Simulating many particles: A spiral of spheres

The configuration under study consists of a number of monodisperse dielectric spheres that are arranged in the shape of a spiral on a glass substrate. Please see the section on Solver settings for an overview on the different numerical approaches to solve the system of linear equations governing a Smuthi simulation.

The given configuration of particles is particularly well suited for the lookup table strategy, because all particle centers are on the same height (z-position) such that the interaction matrix can be calculated using a one-dimensional lookup table, see section 3.10.1.2 of Amos Egel’s PhD thesis.

../../../_images/vogel_spiral_200.png ../../../_images/drawing3.png

The spheres are illuminated by a plane wave from top under normal incidence. The resulting differential far field distribution of the scattered field for a spiral of 200 spheres is depicted below, both in the top hemisphere (reflection, left) and in the bottom hemisphere (transmission, right).

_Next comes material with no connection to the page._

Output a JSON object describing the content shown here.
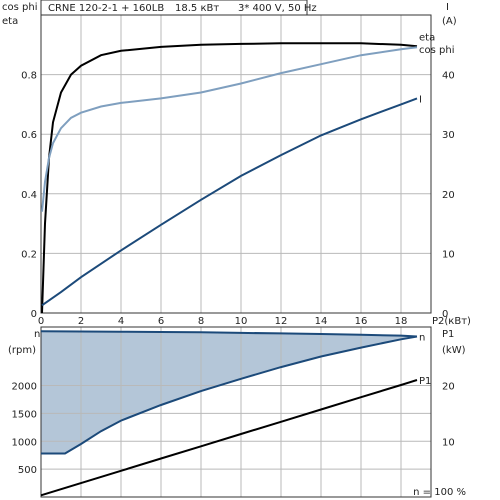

../../../_images/dscs_200spheres_top.png ../../../_images/dscs_200spheres_bottom.png

Let us discuss the runtime required by the solution of the scattering problem. In the tutorial script, we loop over the particle number and solve the scattering problem either with …

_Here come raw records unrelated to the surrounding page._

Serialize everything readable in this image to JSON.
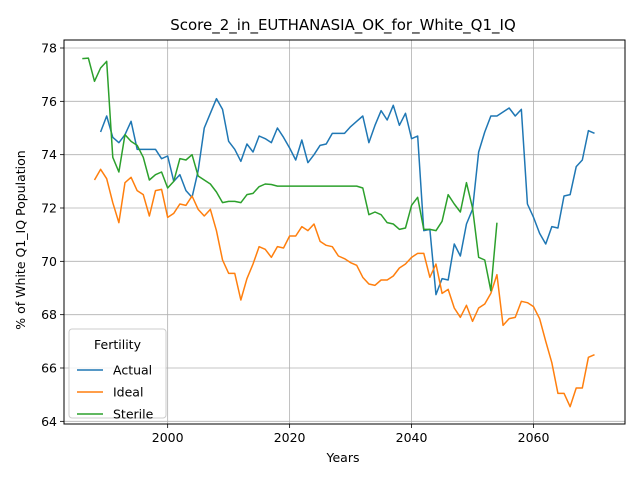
{
  "chart_data": {
    "type": "line",
    "title": "Score_2_in_EUTHANASIA_OK_for_White_Q1_IQ",
    "xlabel": "Years",
    "ylabel": "% of White Q1_IQ Population",
    "xlim": [
      1983,
      2075
    ],
    "ylim": [
      63.9,
      78.3
    ],
    "xticks": [
      2000,
      2020,
      2040,
      2060
    ],
    "yticks": [
      64,
      66,
      68,
      70,
      72,
      74,
      76,
      78
    ],
    "grid": true,
    "legend": {
      "title": "Fertility",
      "position": "lower-left"
    },
    "series": [
      {
        "name": "Actual",
        "color": "#1f77b4",
        "x": [
          1989,
          1990,
          1991,
          1992,
          1993,
          1994,
          1995,
          1996,
          1997,
          1998,
          1999,
          2000,
          2001,
          2002,
          2003,
          2004,
          2005,
          2006,
          2007,
          2008,
          2009,
          2010,
          2011,
          2012,
          2013,
          2014,
          2015,
          2016,
          2017,
          2018,
          2019,
          2020,
          2021,
          2022,
          2023,
          2024,
          2025,
          2026,
          2027,
          2028,
          2029,
          2030,
          2031,
          2032,
          2033,
          2034,
          2035,
          2036,
          2037,
          2038,
          2039,
          2040,
          2041,
          2042,
          2043,
          2044,
          2045,
          2046,
          2047,
          2048,
          2049,
          2050,
          2051,
          2052,
          2053,
          2054,
          2055,
          2056,
          2057,
          2058,
          2059,
          2060,
          2061,
          2062,
          2063,
          2064,
          2065,
          2066,
          2067,
          2068,
          2069,
          2070
        ],
        "values": [
          74.85,
          75.45,
          74.65,
          74.45,
          74.75,
          75.25,
          74.2,
          74.2,
          74.2,
          74.2,
          73.85,
          73.95,
          73.0,
          73.25,
          72.65,
          72.4,
          73.4,
          75.0,
          75.55,
          76.1,
          75.7,
          74.5,
          74.2,
          73.75,
          74.4,
          74.1,
          74.7,
          74.6,
          74.45,
          75.0,
          74.65,
          74.25,
          73.8,
          74.55,
          73.7,
          74.0,
          74.35,
          74.4,
          74.8,
          74.8,
          74.8,
          75.05,
          75.25,
          75.45,
          74.45,
          75.1,
          75.65,
          75.3,
          75.85,
          75.1,
          75.55,
          74.6,
          74.7,
          71.15,
          71.2,
          68.75,
          69.35,
          69.3,
          70.65,
          70.2,
          71.4,
          71.95,
          74.1,
          74.85,
          75.45,
          75.45,
          75.6,
          75.75,
          75.45,
          75.7,
          72.15,
          71.65,
          71.05,
          70.65,
          71.3,
          71.25,
          72.45,
          72.5,
          73.55,
          73.8,
          74.9,
          74.8
        ]
      },
      {
        "name": "Ideal",
        "color": "#ff7f0e",
        "x": [
          1988,
          1989,
          1990,
          1991,
          1992,
          1993,
          1994,
          1995,
          1996,
          1997,
          1998,
          1999,
          2000,
          2001,
          2002,
          2003,
          2004,
          2005,
          2006,
          2007,
          2008,
          2009,
          2010,
          2011,
          2012,
          2013,
          2014,
          2015,
          2016,
          2017,
          2018,
          2019,
          2020,
          2021,
          2022,
          2023,
          2024,
          2025,
          2026,
          2027,
          2028,
          2029,
          2030,
          2031,
          2032,
          2033,
          2034,
          2035,
          2036,
          2037,
          2038,
          2039,
          2040,
          2041,
          2042,
          2043,
          2044,
          2045,
          2046,
          2047,
          2048,
          2049,
          2050,
          2051,
          2052,
          2053,
          2054,
          2055,
          2056,
          2057,
          2058,
          2059,
          2060,
          2061,
          2062,
          2063,
          2064,
          2065,
          2066,
          2067,
          2068,
          2069,
          2070
        ],
        "values": [
          73.05,
          73.45,
          73.1,
          72.2,
          71.45,
          72.95,
          73.15,
          72.65,
          72.5,
          71.7,
          72.65,
          72.7,
          71.65,
          71.8,
          72.15,
          72.1,
          72.45,
          71.95,
          71.7,
          71.95,
          71.15,
          70.05,
          69.55,
          69.55,
          68.55,
          69.35,
          69.9,
          70.55,
          70.45,
          70.15,
          70.55,
          70.5,
          70.95,
          70.95,
          71.3,
          71.15,
          71.4,
          70.75,
          70.6,
          70.55,
          70.2,
          70.1,
          69.95,
          69.85,
          69.4,
          69.15,
          69.1,
          69.3,
          69.3,
          69.45,
          69.75,
          69.9,
          70.15,
          70.3,
          70.3,
          69.4,
          69.9,
          68.8,
          68.95,
          68.25,
          67.9,
          68.35,
          67.75,
          68.25,
          68.4,
          68.8,
          69.5,
          67.6,
          67.85,
          67.9,
          68.5,
          68.45,
          68.3,
          67.85,
          67.0,
          66.2,
          65.05,
          65.05,
          64.55,
          65.25,
          65.25,
          66.4,
          66.5
        ]
      },
      {
        "name": "Sterile",
        "color": "#2ca02c",
        "x": [
          1986,
          1987,
          1988,
          1989,
          1990,
          1991,
          1992,
          1993,
          1994,
          1995,
          1996,
          1997,
          1998,
          1999,
          2000,
          2001,
          2002,
          2003,
          2004,
          2005,
          2006,
          2007,
          2008,
          2009,
          2010,
          2011,
          2012,
          2013,
          2014,
          2015,
          2016,
          2017,
          2018,
          2019,
          2020,
          2021,
          2022,
          2023,
          2024,
          2025,
          2026,
          2027,
          2028,
          2029,
          2030,
          2031,
          2032,
          2033,
          2034,
          2035,
          2036,
          2037,
          2038,
          2039,
          2040,
          2041,
          2042,
          2043,
          2044,
          2045,
          2046,
          2047,
          2048,
          2049,
          2050,
          2051,
          2052,
          2053,
          2054
        ],
        "values": [
          77.6,
          77.62,
          76.75,
          77.25,
          77.5,
          73.9,
          73.35,
          74.75,
          74.5,
          74.35,
          73.9,
          73.05,
          73.25,
          73.35,
          72.75,
          73.0,
          73.85,
          73.8,
          74.0,
          73.2,
          73.05,
          72.9,
          72.6,
          72.2,
          72.25,
          72.25,
          72.2,
          72.5,
          72.55,
          72.8,
          72.9,
          72.88,
          72.82,
          72.82,
          72.82,
          72.82,
          72.82,
          72.82,
          72.82,
          72.82,
          72.82,
          72.82,
          72.82,
          72.82,
          72.82,
          72.82,
          72.75,
          71.75,
          71.85,
          71.75,
          71.45,
          71.4,
          71.2,
          71.25,
          72.1,
          72.4,
          71.2,
          71.2,
          71.15,
          71.5,
          72.5,
          72.15,
          71.85,
          72.95,
          72.0,
          70.15,
          70.05,
          68.9,
          71.45
        ]
      }
    ]
  }
}
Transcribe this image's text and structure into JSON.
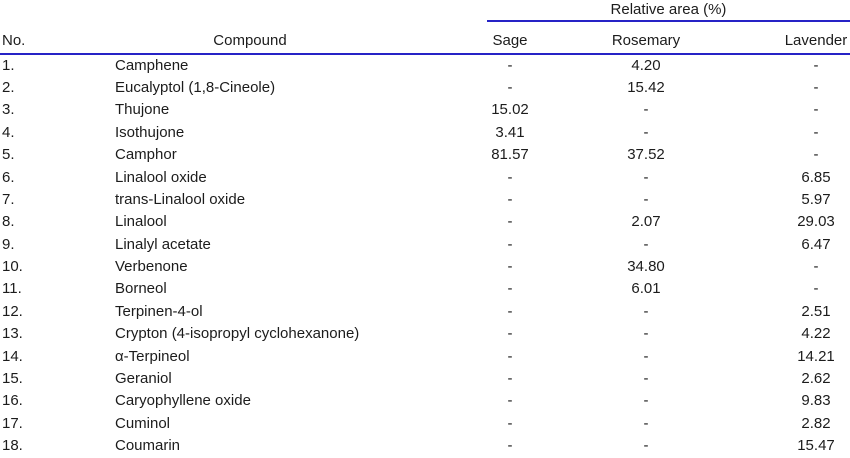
{
  "table": {
    "span_header": "Relative area (%)",
    "columns": [
      "No.",
      "Compound",
      "Sage",
      "Rosemary",
      "Lavender"
    ],
    "rows": [
      {
        "no": "1.",
        "compound": "Camphene",
        "sage": "-",
        "rosemary": "4.20",
        "lavender": "-"
      },
      {
        "no": "2.",
        "compound": "Eucalyptol (1,8-Cineole)",
        "sage": "-",
        "rosemary": "15.42",
        "lavender": "-"
      },
      {
        "no": "3.",
        "compound": "Thujone",
        "sage": "15.02",
        "rosemary": "-",
        "lavender": "-"
      },
      {
        "no": "4.",
        "compound": "Isothujone",
        "sage": "3.41",
        "rosemary": "-",
        "lavender": "-"
      },
      {
        "no": "5.",
        "compound": "Camphor",
        "sage": "81.57",
        "rosemary": "37.52",
        "lavender": "-"
      },
      {
        "no": "6.",
        "compound": "Linalool oxide",
        "sage": "-",
        "rosemary": "-",
        "lavender": "6.85"
      },
      {
        "no": "7.",
        "compound": "trans-Linalool oxide",
        "sage": "-",
        "rosemary": "-",
        "lavender": "5.97"
      },
      {
        "no": "8.",
        "compound": "Linalool",
        "sage": "-",
        "rosemary": "2.07",
        "lavender": "29.03"
      },
      {
        "no": "9.",
        "compound": "Linalyl acetate",
        "sage": "-",
        "rosemary": "-",
        "lavender": "6.47"
      },
      {
        "no": "10.",
        "compound": "Verbenone",
        "sage": "-",
        "rosemary": "34.80",
        "lavender": "-"
      },
      {
        "no": "11.",
        "compound": "Borneol",
        "sage": "-",
        "rosemary": "6.01",
        "lavender": "-"
      },
      {
        "no": "12.",
        "compound": "Terpinen-4-ol",
        "sage": "-",
        "rosemary": "-",
        "lavender": "2.51"
      },
      {
        "no": "13.",
        "compound": "Crypton (4-isopropyl cyclohexanone)",
        "sage": "-",
        "rosemary": "-",
        "lavender": "4.22"
      },
      {
        "no": "14.",
        "compound": "α-Terpineol",
        "sage": "-",
        "rosemary": "-",
        "lavender": "14.21"
      },
      {
        "no": "15.",
        "compound": "Geraniol",
        "sage": "-",
        "rosemary": "-",
        "lavender": "2.62"
      },
      {
        "no": "16.",
        "compound": "Caryophyllene oxide",
        "sage": "-",
        "rosemary": "-",
        "lavender": "9.83"
      },
      {
        "no": "17.",
        "compound": "Cuminol",
        "sage": "-",
        "rosemary": "-",
        "lavender": "2.82"
      },
      {
        "no": "18.",
        "compound": "Coumarin",
        "sage": "-",
        "rosemary": "-",
        "lavender": "15.47"
      }
    ]
  },
  "colors": {
    "rule_blue": "#2623c6",
    "text": "#1c1c1c"
  }
}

  1. direct solution (LU factorization) and explicit calculation of the coupling matrix
  2. iterative solution and linear interpolation of 1D lookup table on the CPU
  3. iterative solution and linear interpolation of 1D lookup table on the GPU.

In either case we measure the time that the algorithm needs to set up and and solve the system of linear equations.

../../../_images/runtime.png

As the above figure illustrates, the direct solver is fastest for very small particle numbers (below ~10). Linear interpolation from a lookup table in conjunction with the iterative solver runs much faster for larger particle numbers. We can also see that the benefit from parallelization on the GPU starts to overcompensate the time losses due to overhead from memory transfer starting from ~100 particles.

Note

All numbers depend on the hardware that you use. In addition, it makes a huge difference for the CPU runtimes if numpy is configured to use all kernels of your workstation or just one of them for heavy calculations on the CPU.